Colombie : ancien guérillero et soldat, mutilé dans un attentat, Juan José Florian vise le podium à Tokyo
"Je ne m'étais jamais imaginé sportif. Mon rêve de gosse, c'était d'être soldat", sourit Juan José Florian, athlète aux multiples trophées, d'abord en nage papillon et désormais à vélo. En fait, sa vie a bifurqué deux fois : quand des rebelles des Farc l'ont emmené et lorsqu'il a été estropié par une bombe visant sa mère qui résistait au racket de la guérilla.
A 38 ans, Juan José est l'un des plus jeunes 30 sportifs du monde classés C1 pour la gravité de leur handicap, le seul Colombien ainsi certifié par l'Union cycliste internationale (UCI). "De tous ceux de ma catégorie, je suis le plus déglingué, le plus amputé!", ajoute ce champion aussi de l'autodérision, dressant en triomphe ses bras mutilés.

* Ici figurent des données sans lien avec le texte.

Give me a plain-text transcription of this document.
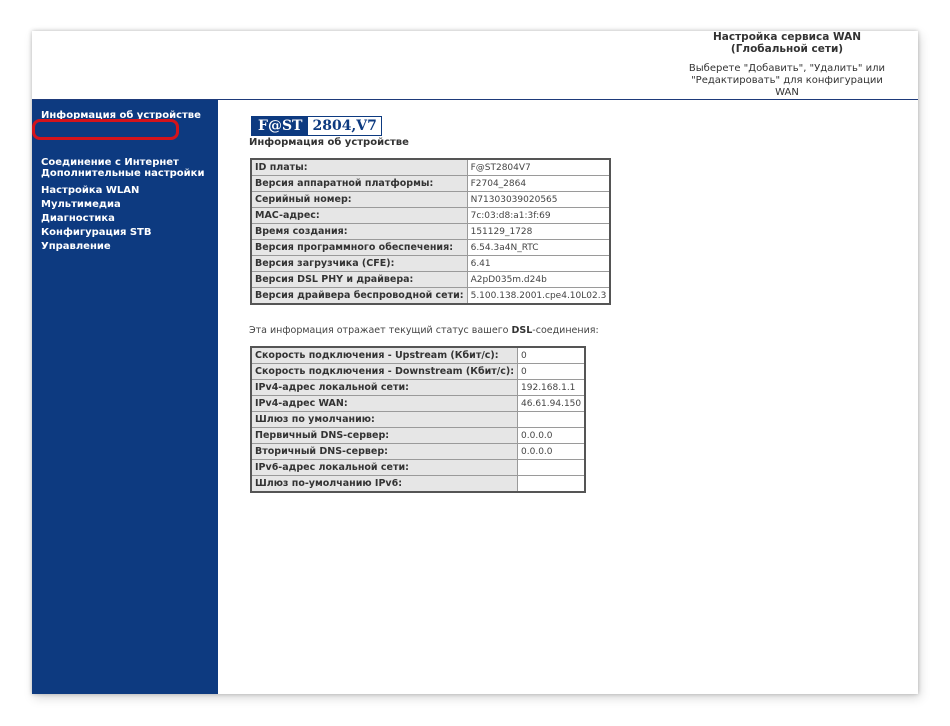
Настройка сервиса WAN (Глобальной сети)
Выберете "Добавить", "Удалить" или "Редактировать" для конфигурации WAN
Информация об устройстве
Соединение с Интернет
Дополнительные настройки
Настройка WLAN
Мультимедиа
Диагностика
Конфигурация STB
Управление
F@ST 2804,V7
Информация об устройстве
ID платы:	F@ST2804V7
Версия аппаратной платформы:	F2704_2864
Серийный номер:	N71303039020565
MAC-адрес:	7c:03:d8:a1:3f:69
Время создания:	151129_1728
Версия программного обеспечения:	6.54.3a4N_RTC
Версия загрузчика (CFE):	6.41
Версия DSL PHY и драйвера:	A2pD035m.d24b
Версия драйвера беспроводной сети:	5.100.138.2001.cpe4.10L02.3
Эта информация отражает текущий статус вашего DSL-соединения:
Скорость подключения - Upstream (Кбит/с):	0
Скорость подключения - Downstream (Кбит/с):	0
IPv4-адрес локальной сети:	192.168.1.1
IPv4-адрес WAN:	46.61.94.150
Шлюз по умолчанию:	
Первичный DNS-сервер:	0.0.0.0
Вторичный DNS-сервер:	0.0.0.0
IPv6-адрес локальной сети:	
Шлюз по-умолчанию IPv6:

Fier du surnom "Mochoman" (L'homme manchot, ndlr) donné par ses fans, il pédale chaque matin autour de Granada (Meta, sud-est), sillonnant les plaines des Llanos.
"La nuit, je regardais les balles fuser"
Son œil valide se voile au souvenir de cette soirée de 1997 où ont surgi des guérilleros des Forces armées révolutionnaires de Colombie (Farc), qui ont depuis signé la paix, le 24 novembre 2016. Le conflit, qui mine la Colombie depuis plus d'un demi-siècle, faisait rage. "La nuit, je regardais les balles fuser. C'était nos feux d'artifice!" Il n'avait pas 15 ans. "Des hommes des ex-Farc (...) m'ont dit de les suivre, que j'avais l'âge de porter un fusil", confie-t-il à l'AFP devant l'ancienne ferme familiale, à 20 km de Granada.
"Mon grand frère était dans l'armée (...) Si on donnait un fils au gouvernement, pour eux, il fallait en donner un à la révolution", poursuit l'un des 6 068 enfants-soldats de l'ex-guérilla marxiste, selon le Centre national de la mémoire historique. Parmi les rebelles et les paramilitaires, au moins un combattant sur quatre était mineur, précise un rapport de l'ONG Human Rights Watch.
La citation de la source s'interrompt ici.